1-(1-Hydroxyethyl)-7,8-dihydroindolo[2,3-a]pyridine[3,4-g]quinolizin-5(13H)-one (angustoline) monohydrate from Nauclea subdita (Rubiaceae)

S. Y. Liew, M. R. Mukhtar, K. Awang, M. R. Mustafa and S. W. Ng

Abstract top

The title compound (trivial name: angustoline monohydrate), C20H17N3O2·H2O, features a fused-ring system formed by one five- and four six-membered rings. The nearly planar benzimidazole portion (r.m.s. deviation = 0.008 Å) and the nearly planar 2,7-naphthyridin-1-one portion (r.m.s. deviation = 0.022 Å) of the fused-ring system are slightly twisted, with a dihedral angle of 9.47 (8)°, owing to the tetrahedral nature of the two methylene linkages in the central six-membered ring. The secondary N atom acts as a hydrogen-bond donor to the water molecule of crystallization. In the crystal, the amino and hydroxy groups, and the water molecule are engaged in hydrogen bonding, generating a three-dimensional network.

Comment top

The alkaloid angustoline has been isolated from a number of plants: Camptotheca acuminata (Carte et al., 1990; Lin et al., 1988), Nauclea latifolia (Kakuguchi et al., 2009; Hotellier et al., 1975), Nauclea officinalis (Fan et al., 2010; Sun et al., 2008; Xuan et al., 2007), Nauclea orientalis (Erdelmeier et al., 1992), Nauclea pobeguinii (Zeches et al., 1985), Sarcocephalus latifolius (Abreu & Pereira, 1998; 2001) and Strychnos angustiflora (Au et al., 1973).

The alkaloid is isolated in the crystalline form as a monohydrate (Scheme I). The planar benzimidazole portion and the planar 2,7-naphthyridin-1-one portion of the fused-ring system are slightly twisted [dihedral angle 9.47 (8)°] owing to the tetrahedral nature of the two methylene linkages (Fig. 1). The secondary N atom is hydrogen-bond donor to the water molecule.
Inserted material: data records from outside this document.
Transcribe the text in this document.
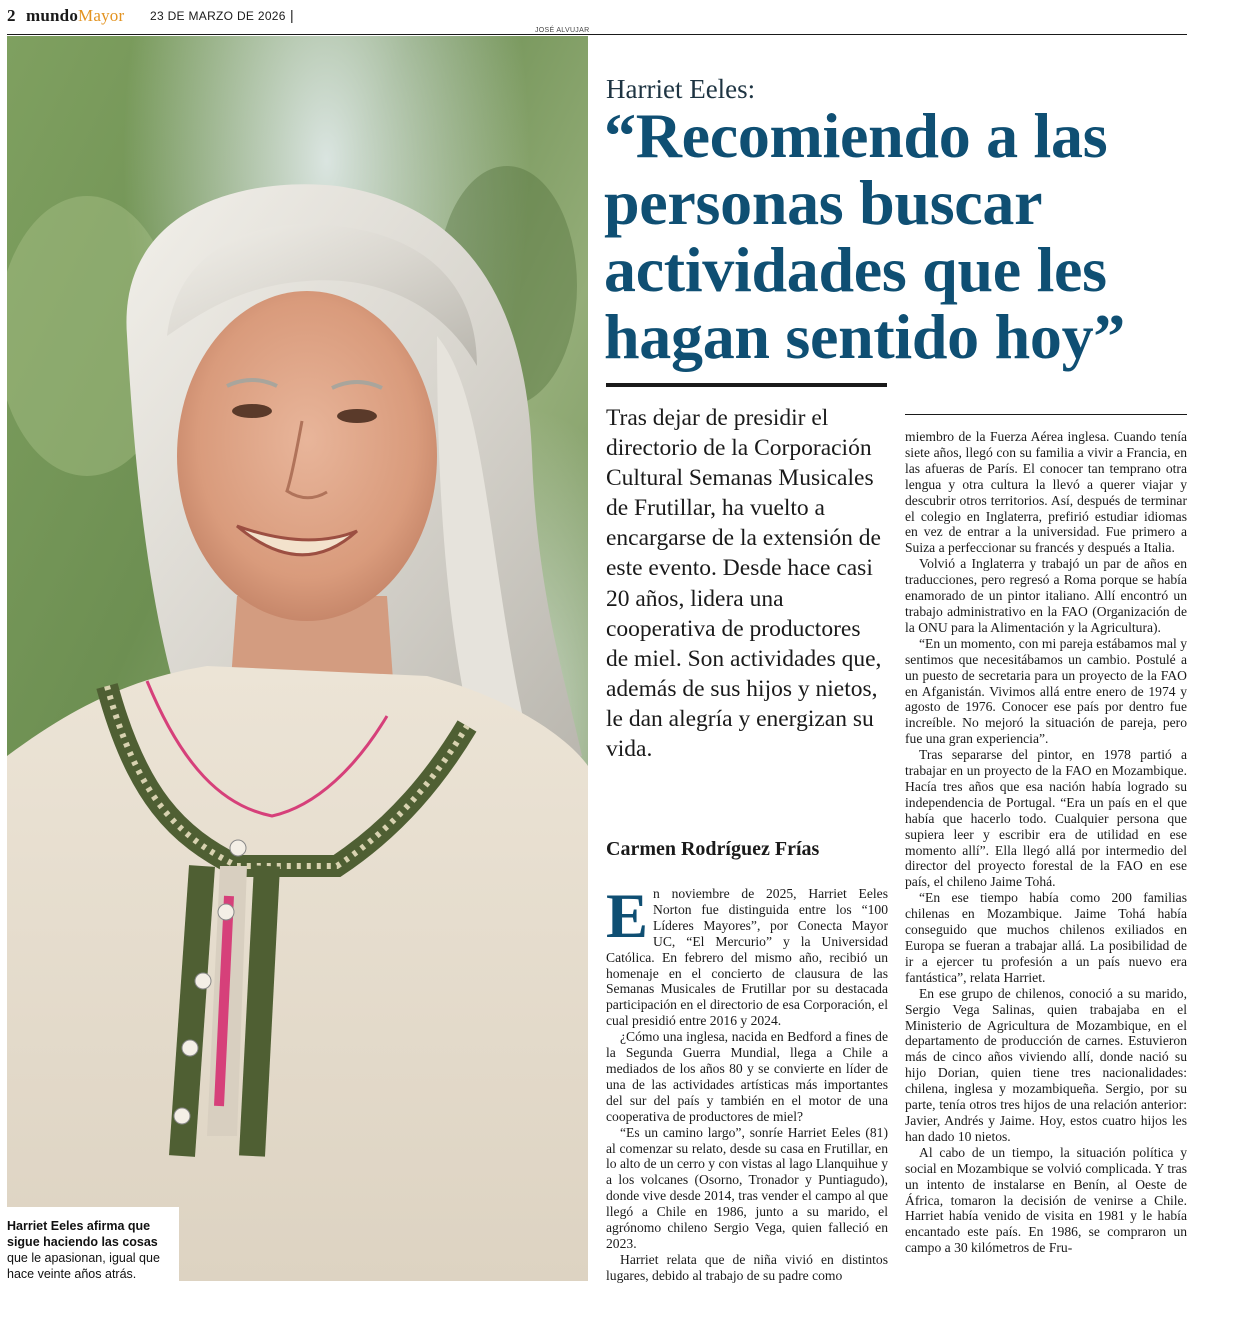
2 mundoMayor 23 DE MARZO DE 2026 |
JOSÉ ALVUJAR
Harriet Eeles afirma que sigue haciendo las cosas
que le apasionan, igual que hace veinte años atrás.
Harriet Eeles:
“Recomiendo a las personas buscar actividades que les hagan sentido hoy”
Tras dejar de presidir el directorio de la Corporación Cultural Semanas Musicales de Frutillar, ha vuelto a encargarse de la extensión de este evento. Desde hace casi 20 años, lidera una cooperativa de productores de miel. Son actividades que, además de sus hijos y nietos, le dan alegría y energizan su vida.
Carmen Rodríguez Frías

En noviembre de 2025, Harriet Eeles Norton fue distinguida entre los “100 Líderes Mayores”, por Conecta Mayor UC, “El Mercurio” y la Universidad Católica. En febrero del mismo año, recibió un homenaje en el concierto de clausura de las Semanas Musicales de Frutillar por su destacada participación en el directorio de esa Corporación, el cual presidió entre 2016 y 2024.

¿Cómo una inglesa, nacida en Bedford a fines de la Segunda Guerra Mundial, llega a Chile a mediados de los años 80 y se convierte en líder de una de las actividades artísticas más importantes del sur del país y también en el motor de una cooperativa de productores de miel?

“Es un camino largo”, sonríe Harriet Eeles (81) al comenzar su relato, desde su casa en Frutillar, en lo alto de un cerro y con vistas al lago Llanquihue y a los volcanes (Osorno, Tronador y Puntiagudo), donde vive desde 2014, tras vender el campo al que llegó a Chile en 1986, junto a su marido, el agrónomo chileno Sergio Vega, quien falleció en 2023.

Harriet relata que de niña vivió en distintos lugares, debido al trabajo de su padre como

miembro de la Fuerza Aérea inglesa. Cuando tenía siete años, llegó con su familia a vivir a Francia, en las afueras de París. El conocer tan temprano otra lengua y otra cultura la llevó a querer viajar y descubrir otros territorios. Así, después de terminar el colegio en Inglaterra, prefirió estudiar idiomas en vez de entrar a la universidad. Fue primero a Suiza a perfeccionar su francés y después a Italia.

Volvió a Inglaterra y trabajó un par de años en traducciones, pero regresó a Roma porque se había enamorado de un pintor italiano. Allí encontró un trabajo administrativo en la FAO (Organización de la ONU para la Alimentación y la Agricultura).

“En un momento, con mi pareja estábamos mal y sentimos que necesitábamos un cambio. Postulé a un puesto de secretaria para un proyecto de la FAO en Afganistán. Vivimos allá entre enero de 1974 y agosto de 1976. Conocer ese país por dentro fue increíble. No mejoró la situación de pareja, pero fue una gran experiencia”.

Tras separarse del pintor, en 1978 partió a trabajar en un proyecto de la FAO en Mozambique. Hacía tres años que esa nación había logrado su independencia de Portugal. “Era un país en el que había que hacerlo todo. Cualquier persona que supiera leer y escribir era de utilidad en ese momento allí”. Ella llegó allá por intermedio del director del proyecto forestal de la FAO en ese país, el chileno Jaime Tohá.

“En ese tiempo había como 200 familias chilenas en Mozambique. Jaime Tohá había conseguido que muchos chilenos exiliados en Europa se fueran a trabajar allá. La posibilidad de ir a ejercer tu profesión a un país nuevo era fantástica”, relata Harriet.

En ese grupo de chilenos, conoció a su marido, Sergio Vega Salinas, quien trabajaba en el Ministerio de Agricultura de Mozambique, en el departamento de producción de carnes. Estuvieron más de cinco años viviendo allí, donde nació su hijo Dorian, quien tiene tres nacionalidades: chilena, inglesa y mozambiqueña. Sergio, por su parte, tenía otros tres hijos de una relación anterior: Javier, Andrés y Jaime. Hoy, estos cuatro hijos les han dado 10 nietos.

Al cabo de un tiempo, la situación política y social en Mozambique se volvió complicada. Y tras un intento de instalarse en Benín, al Oeste de África, tomaron la decisión de venirse a Chile. Harriet había venido de visita en 1981 y le había encantado este país. En 1986, se compraron un campo a 30 kilómetros de Fru-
The amino and hydroxy groups, and the lattice water molecule are engaged in hydrogen bonding to furnish a three-dimensional network (Table 1).

Related literature top

For the isolation of the title compound from other plants, see: Abreu & Pereira (1998, 2001); Au et al. (1973); Carte et al. (1990); Erdelmeier et al. (1992); Fan et al. (2010); Hotellier et al. (1975); Kakuguchi et al. (2009); Lin et al. (1988); Sun et al. (2008); Xuan et al. (2007); Zeches et al. (1985).

Experimental top

Nauclea subdita (Rubiaceae) was collected from Bukit Kinta forest reserve, Chemor, Perak, Malaysia, and specimens were deposited at the Herbarium, Department of Chemistry, University of Malaya.
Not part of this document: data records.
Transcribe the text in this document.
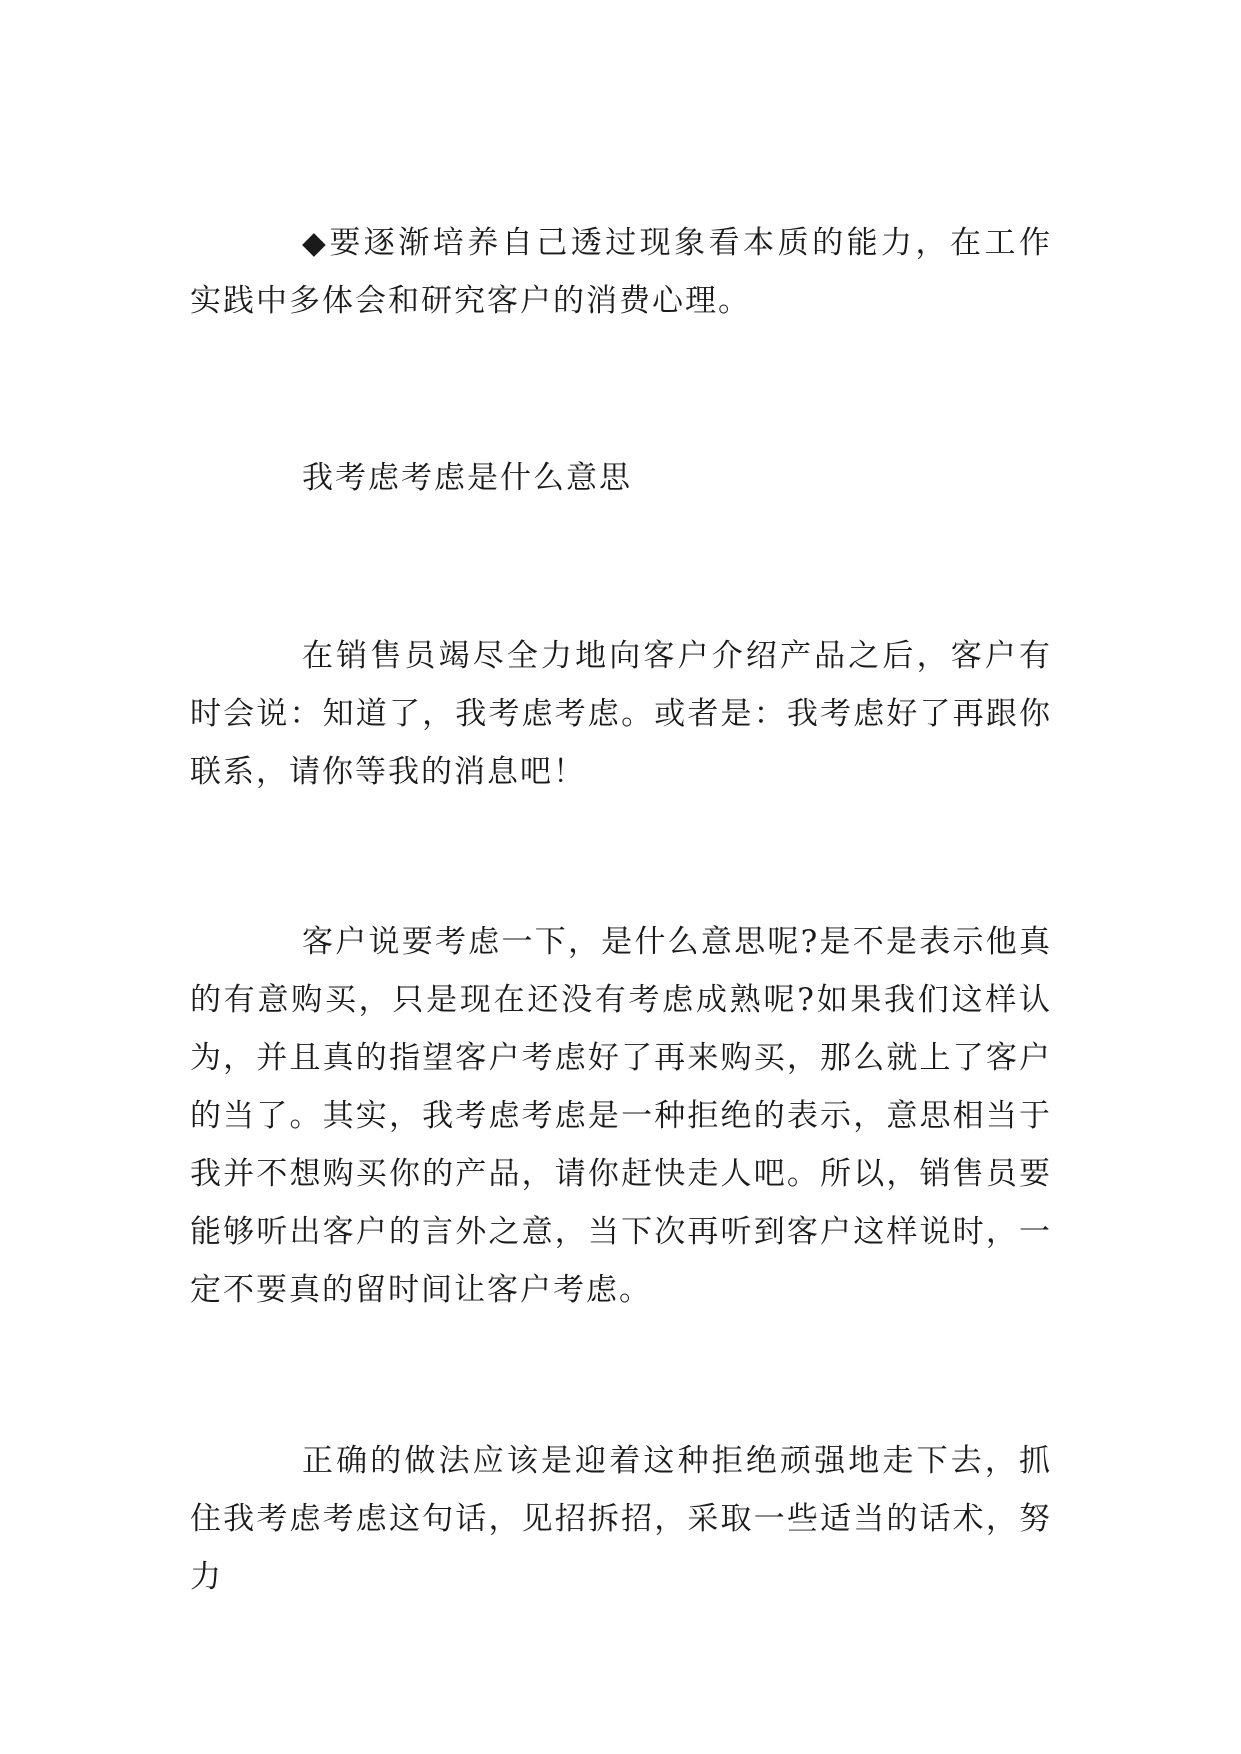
◆要逐渐培养自己透过现象看本质的能力，在工作实践中多体会和研究客户的消费心理。

我考虑考虑是什么意思

在销售员竭尽全力地向客户介绍产品之后，客户有时会说：知道了，我考虑考虑。或者是：我考虑好了再跟你联系，请你等我的消息吧！

客户说要考虑一下，是什么意思呢?是不是表示他真的有意购买，只是现在还没有考虑成熟呢?如果我们这样认为，并且真的指望客户考虑好了再来购买，那么就上了客户的当了。其实，我考虑考虑是一种拒绝的表示，意思相当于我并不想购买你的产品，请你赶快走人吧。所以，销售员要能够听出客户的言外之意，当下次再听到客户这样说时，一定不要真的留时间让客户考虑。

正确的做法应该是迎着这种拒绝顽强地走下去，抓住我考虑考虑这句话，见招拆招，采取一些适当的话术，努力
Dried and ground bark of Nauclea subdita (1.7 kg) was extracted with hexane (17 L) for 3 days. The hexane extract was concentrated under reduced pressure. The dried plant material was soaked in ammonium hydroxide for 2 h. It was further extracted with dichloromethane (17 L) for 3 days. The dichloromethane extract was concentrated under reduced pressure to give a crude alkaloid (7.1 g). A portion (6.0 g) was subjected to column chromatography on silica gel 60 GF254 by using a step gradient of dichloromethane and methanol. One of the fractions when further purified by using dichloromethane/methanol (95:5) afforded the pure compound, whose formulation was established by NMR spectroscopic analysis.

Refinement top

Carbon-bound H-atoms were placed in calculated positions [C—H 0.95 to 0.99 Å, Uiso(H) 1.2 to 1.5Ueq(C)] and were included in the refinement in the riding model approximation.

The nitrogen and oxygen bound H-atoms were located in a difference Fourier map, and were freely refined.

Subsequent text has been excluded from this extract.